The New York Knicks signed Carmelo Anthony to a five-year contract in the 2014 offseason, and the All-Star forward is now in a strange place. The Knicks won 17 games last season, selected project big man Kristaps Porzingis with the No. 4 overall pick and then used the offseason to sign non-stars Arron Afflalo and Robin Lopez. It’s hard to believe it was as recently as 2012-13 that the Knicks went 54-28 and seemed to be an emerging force in the Eastern Conference.

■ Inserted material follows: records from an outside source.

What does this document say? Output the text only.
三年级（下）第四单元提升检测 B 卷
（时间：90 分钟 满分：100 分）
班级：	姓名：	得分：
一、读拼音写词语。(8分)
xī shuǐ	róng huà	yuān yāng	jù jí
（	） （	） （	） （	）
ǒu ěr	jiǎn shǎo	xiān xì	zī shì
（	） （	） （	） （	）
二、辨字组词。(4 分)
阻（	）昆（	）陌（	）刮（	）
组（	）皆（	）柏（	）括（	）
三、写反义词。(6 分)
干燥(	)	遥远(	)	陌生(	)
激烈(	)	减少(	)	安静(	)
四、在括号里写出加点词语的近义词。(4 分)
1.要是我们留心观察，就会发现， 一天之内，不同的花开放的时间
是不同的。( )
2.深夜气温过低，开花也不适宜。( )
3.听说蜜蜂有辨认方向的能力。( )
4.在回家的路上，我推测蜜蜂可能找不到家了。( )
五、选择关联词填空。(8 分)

Anthony, 31, could have signed with the Chicago Bulls or Houston Rockets last summer and put himself in a position to compete for championships. Instead, he chose to stay where he was comfortable, make more money and try to turn his team around. Some say that he and the Knicks would be better off without each other, and Grantland’s Zach Lowe indicated — in a piece about Markieff Morris, strangely enough — that the franchise is “getting closer” to exploring that possibility:
The Kings and Knicks should take a look, even though neither has movable assets that would interest Phoenix — unless the Knicks are ready to engage in Carmelo Anthony trade talks. (They’re not there, yet. But they’re getting closer.)
Here’s why it could make sense: An Anthony trade could bring back young assets and draft picks, which is what New York needs. With this roster, challenging for a lower-rung playoff spot is probably the best-case scenario this year, and then president Phil Jackson will be counting on a star joining Anthony in free agency. There’s no guarantee that will happen, so the safer bet might be moving on and fully committing to a new plan.
Here’s why it probably won’t happen, at least not yet: the Knicks seem to want to be respectable, and you can build a good offense around Anthony. Tanking wouldn’t help in 2015-16 because they don’t have their draft pick. Lopez is 27 years old and Afflalo will be 30 by opening night, so it’s not like Jackson has gone all-in on youth with the exception of his No. 1 guy. Oh, and Anthony has a no-trade clause — he’d have to approve of any deal, like Kevin Garnett did last season when the Brooklyn Nets sent him to the Minnesota Timberwolves. New York would presumably have to be blown away by an offer, and Anthony would have to view his potential new home as an upgrade.
It’s relevant, though, that the Knicks might at least be willing to discuss Anthony as a trade piece. He’s their franchise player at the moment, but if they’re not in a significantly different place this time next year, he won’t make much sense in New York. Surely, Jackson is very much aware of this.